La prevenzione, elemento imprescindibile nelle politiche di contrasto alla diffusione delle patologie croniche, agendo su fattori di rischio modificabili, potrebbe ridurre del 34% la mortalità nella fascia 0-74 anni per i principali gruppi di malattie ed evitare fino all’80% dei decessi.

TEHA ha adottato l’algoritmo SCORE2 dell’European Society of Cardiology (ESC) come modello di stratificazione del livello di rischio cardio-metabolico, che ha permesso di quantificare la distribuzione del rischio nella popolazione italiana in età lavorativa tra i 40 e i 69 anni senza pregressi eventi CV: nel complesso circa 24,5 milioni di individui. Ne emerge che il 50,1% di questa popolazione è a rischio medio-alto: i soggetti a rischio alto rappresentano il 7,5% del totale, mentre quelli a rischio altissimo il 4,2%. Si registra, inoltre, una significativa differenza tra donne (28,6%) e uomini (72,4%), in virtù del fatto che nelle donne il rischio cardio-metabolico cresce significativamente dopo la menopausa. In aggiunta, la probabilità di andare incontro a un evento acuto nei successivi 10 anni è superiore nella popolazione ad alto rischio (10,9%) rispetto alla popolazione a rischio medio (6,2%) e basso (2,8%). Ai soggetti a rischio medio-alto è associato un costo annuale di 13,4 miliardi di euro, andando a considerare sia i costi sanitari diretti sia quelli indiretti legati alla perdita di produttività di questi soggetti e dei loro caregiver.

Considerato l’impatto dei fattori di rischio cardio-metabolico sulla mortalità evitabile, la prevenzione primaria rappresenta un elemento chiave per queste patologie. Ciò è ancor più evidente in un contesto di risorse economiche limitate e alla luce delle opportunità offerte dal New Economic Governance Framework (NEGF), che mira a promuovere gli investimenti pubblici in alcuni settori prioritari, tra cui la sanità pubblica e la prevenzione sanitaria, concedendo una maggiore flessibilità nella definizione della traiettoria di rientro del debito pubblico e/o del deficit (periodo di aggiustamento da 4 a 7 anni) ai Paesi Membri che decidono di includerli nei loro Piani di Medio Termine.

L’introduzione di un programma di screening per la prevenzione cardio-metabolica dovrebbe comprendere: un questionario sugli stili di vita e un pacchetto di semplici esami, quali misurazione della pressione arteriosa, glicemia per la valutazione dell’emoglobina glicata nel diabete, profilo lipidico e lipoproteina per la valutazione dell’ipercolesterolemia e, solo per i 65-69enni, un ECG. Tutto ciò consentirebbe di individuare la presenza di eventuali fattori di rischio e avviare i soggetti con un profilo di rischio medio-alto a un trattamento educazionale e/o farmacologico precoce, prevenendo l’insorgenza di eventi acuti, e non solo.

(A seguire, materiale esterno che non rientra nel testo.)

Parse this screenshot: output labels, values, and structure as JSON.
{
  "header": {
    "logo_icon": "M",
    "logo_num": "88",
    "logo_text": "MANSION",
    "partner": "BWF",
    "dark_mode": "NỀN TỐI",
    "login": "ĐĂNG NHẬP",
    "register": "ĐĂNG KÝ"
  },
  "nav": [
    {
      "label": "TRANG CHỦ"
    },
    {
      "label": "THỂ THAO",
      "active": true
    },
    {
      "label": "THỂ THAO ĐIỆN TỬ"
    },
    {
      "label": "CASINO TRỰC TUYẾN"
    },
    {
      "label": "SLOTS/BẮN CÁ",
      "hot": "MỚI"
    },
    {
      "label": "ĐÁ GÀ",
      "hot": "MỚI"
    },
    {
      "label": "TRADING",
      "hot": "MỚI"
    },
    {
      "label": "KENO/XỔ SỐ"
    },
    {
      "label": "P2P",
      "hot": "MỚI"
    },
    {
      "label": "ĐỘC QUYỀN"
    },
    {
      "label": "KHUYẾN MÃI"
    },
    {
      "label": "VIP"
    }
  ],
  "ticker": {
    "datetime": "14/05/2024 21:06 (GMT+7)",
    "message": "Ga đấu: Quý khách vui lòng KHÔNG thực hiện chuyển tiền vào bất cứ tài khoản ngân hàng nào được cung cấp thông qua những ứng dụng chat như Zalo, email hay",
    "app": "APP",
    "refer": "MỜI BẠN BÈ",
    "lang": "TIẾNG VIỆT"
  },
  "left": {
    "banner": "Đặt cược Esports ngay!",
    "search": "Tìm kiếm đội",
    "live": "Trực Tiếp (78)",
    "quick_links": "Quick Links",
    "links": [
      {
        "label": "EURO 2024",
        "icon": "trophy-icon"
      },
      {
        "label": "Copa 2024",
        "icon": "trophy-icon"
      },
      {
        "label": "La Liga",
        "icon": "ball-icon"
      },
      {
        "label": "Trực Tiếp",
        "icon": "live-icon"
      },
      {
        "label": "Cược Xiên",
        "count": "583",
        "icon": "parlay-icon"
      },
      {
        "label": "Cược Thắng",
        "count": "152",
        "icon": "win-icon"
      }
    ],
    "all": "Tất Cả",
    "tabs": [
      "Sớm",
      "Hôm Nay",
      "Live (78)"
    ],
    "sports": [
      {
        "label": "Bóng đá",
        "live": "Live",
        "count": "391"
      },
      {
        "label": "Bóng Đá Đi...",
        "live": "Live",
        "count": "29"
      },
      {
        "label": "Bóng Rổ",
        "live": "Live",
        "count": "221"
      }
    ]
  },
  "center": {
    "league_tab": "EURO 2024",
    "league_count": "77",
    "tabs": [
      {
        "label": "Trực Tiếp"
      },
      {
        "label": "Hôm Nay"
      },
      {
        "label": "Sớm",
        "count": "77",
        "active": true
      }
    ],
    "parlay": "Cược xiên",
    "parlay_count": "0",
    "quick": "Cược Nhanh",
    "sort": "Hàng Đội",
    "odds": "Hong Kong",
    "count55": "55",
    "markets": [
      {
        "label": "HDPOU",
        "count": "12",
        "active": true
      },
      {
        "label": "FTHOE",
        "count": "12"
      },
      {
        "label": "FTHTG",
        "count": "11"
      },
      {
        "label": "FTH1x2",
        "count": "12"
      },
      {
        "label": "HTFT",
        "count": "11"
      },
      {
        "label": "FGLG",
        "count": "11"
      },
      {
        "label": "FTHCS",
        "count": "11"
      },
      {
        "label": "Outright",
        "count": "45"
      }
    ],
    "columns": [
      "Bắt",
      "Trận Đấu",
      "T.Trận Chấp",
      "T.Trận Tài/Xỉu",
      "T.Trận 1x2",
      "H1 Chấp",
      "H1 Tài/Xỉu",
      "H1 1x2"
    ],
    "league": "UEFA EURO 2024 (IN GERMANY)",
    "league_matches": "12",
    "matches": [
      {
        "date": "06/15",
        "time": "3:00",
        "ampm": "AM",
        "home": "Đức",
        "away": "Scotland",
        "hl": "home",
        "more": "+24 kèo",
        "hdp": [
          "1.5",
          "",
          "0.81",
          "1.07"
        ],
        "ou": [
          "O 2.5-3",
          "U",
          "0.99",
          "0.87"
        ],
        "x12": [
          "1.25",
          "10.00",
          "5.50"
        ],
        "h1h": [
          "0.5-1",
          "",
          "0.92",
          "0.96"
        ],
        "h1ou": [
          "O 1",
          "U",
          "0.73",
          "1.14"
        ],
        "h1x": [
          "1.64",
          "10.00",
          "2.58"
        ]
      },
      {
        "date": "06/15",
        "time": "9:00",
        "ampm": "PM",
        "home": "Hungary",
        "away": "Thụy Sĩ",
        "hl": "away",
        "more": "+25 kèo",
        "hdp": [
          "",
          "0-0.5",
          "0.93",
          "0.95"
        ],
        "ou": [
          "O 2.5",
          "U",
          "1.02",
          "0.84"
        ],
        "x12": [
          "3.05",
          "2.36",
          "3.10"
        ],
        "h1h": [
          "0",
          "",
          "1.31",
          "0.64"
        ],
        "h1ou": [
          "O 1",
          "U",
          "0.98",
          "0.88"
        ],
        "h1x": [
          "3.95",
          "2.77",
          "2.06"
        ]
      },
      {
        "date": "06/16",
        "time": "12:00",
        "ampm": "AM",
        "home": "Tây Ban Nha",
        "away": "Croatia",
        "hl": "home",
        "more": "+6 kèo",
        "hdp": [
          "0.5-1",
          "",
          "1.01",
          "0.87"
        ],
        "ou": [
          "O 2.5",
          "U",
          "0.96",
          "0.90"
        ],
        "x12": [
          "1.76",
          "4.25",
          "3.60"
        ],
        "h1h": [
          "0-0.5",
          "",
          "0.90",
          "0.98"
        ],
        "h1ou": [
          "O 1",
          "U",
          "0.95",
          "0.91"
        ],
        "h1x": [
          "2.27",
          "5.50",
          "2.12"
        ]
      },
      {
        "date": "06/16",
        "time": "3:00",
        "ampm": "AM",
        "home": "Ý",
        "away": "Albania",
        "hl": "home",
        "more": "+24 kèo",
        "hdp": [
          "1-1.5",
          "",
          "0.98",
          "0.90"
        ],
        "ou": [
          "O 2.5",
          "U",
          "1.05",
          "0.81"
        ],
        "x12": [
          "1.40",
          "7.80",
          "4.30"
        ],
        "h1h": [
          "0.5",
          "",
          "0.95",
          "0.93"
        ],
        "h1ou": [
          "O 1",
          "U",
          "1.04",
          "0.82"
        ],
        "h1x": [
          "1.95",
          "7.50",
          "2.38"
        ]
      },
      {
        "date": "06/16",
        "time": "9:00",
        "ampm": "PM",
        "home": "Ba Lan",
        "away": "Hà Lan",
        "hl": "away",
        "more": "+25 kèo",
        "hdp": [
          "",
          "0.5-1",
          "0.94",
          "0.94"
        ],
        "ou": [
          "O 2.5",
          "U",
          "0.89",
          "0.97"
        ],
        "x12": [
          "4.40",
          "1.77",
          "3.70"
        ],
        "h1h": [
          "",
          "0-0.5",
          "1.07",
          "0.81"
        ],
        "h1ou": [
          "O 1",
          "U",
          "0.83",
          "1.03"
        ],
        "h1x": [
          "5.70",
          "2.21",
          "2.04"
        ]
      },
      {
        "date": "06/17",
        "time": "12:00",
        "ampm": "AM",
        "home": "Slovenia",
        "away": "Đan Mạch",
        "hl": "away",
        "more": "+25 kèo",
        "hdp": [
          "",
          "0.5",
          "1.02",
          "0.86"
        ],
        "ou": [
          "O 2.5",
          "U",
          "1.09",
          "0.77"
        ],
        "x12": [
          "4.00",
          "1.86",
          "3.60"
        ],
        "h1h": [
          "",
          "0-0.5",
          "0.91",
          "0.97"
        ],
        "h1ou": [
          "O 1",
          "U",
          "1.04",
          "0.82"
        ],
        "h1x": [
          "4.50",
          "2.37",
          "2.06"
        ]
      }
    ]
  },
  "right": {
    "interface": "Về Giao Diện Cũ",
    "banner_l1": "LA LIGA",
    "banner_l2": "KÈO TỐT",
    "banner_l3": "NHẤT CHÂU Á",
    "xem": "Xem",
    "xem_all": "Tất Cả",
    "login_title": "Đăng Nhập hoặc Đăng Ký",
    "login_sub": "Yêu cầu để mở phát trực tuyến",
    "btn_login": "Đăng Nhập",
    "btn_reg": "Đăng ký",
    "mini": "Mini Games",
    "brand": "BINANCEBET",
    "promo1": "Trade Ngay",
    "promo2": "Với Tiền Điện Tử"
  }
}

Considerando il rapporto tra i benefici derivanti dalla riduzione del rischio cardio-metabolico e i costi associati all’implementazione del programma di screening – dalle lettere di invito alla popolazione, al costo degli esami e del personale (SSN / farmacisti) – ne deriva un ritorno dell’investimento che varia tra 1,4 e 1,8 (1,6 nello scenario mediano), con un ritorno netto di 0,4-0,8 euro per ogni euro investito.

Si ottiene questo risultato ipotizzando una adesione allo screening da parte del 40% dei circa 18 milioni di italiani tra i 40-69 anni che rappresentano il target di questo programma – individui che non hanno avuto precedenti eventi cardiovascolari e non sono in cura per ipercolesterolemia e/o diabete, già inseriti in un percorso di presa in carico. Anche se non dovesse essere raggiunta la supposta soglia di adesione del 40%, le simulazioni mostrano che sarebbe sufficiente un’adesione dello 0,3% della popolazione target, pari a circa 70.000 persone, perché l’intervento sia economicamente sostenibile (ROI = 1).

Il ritorno economico è massimo nella fascia d’età più giovane (2,2 nei soggetti di 40-49 anni vs. 1,5 nei soggetti 50-59 anni vs. 1,3 nei soggetti di 60-69 anni) e nei soggetti con un più basso livello di rischio (5,7 nei soggetti a rischio medio vs. 0,5 nei soggetti a rischio alto), a conferma che più l’intervento è precoce maggiori sono i benefici ottenuti.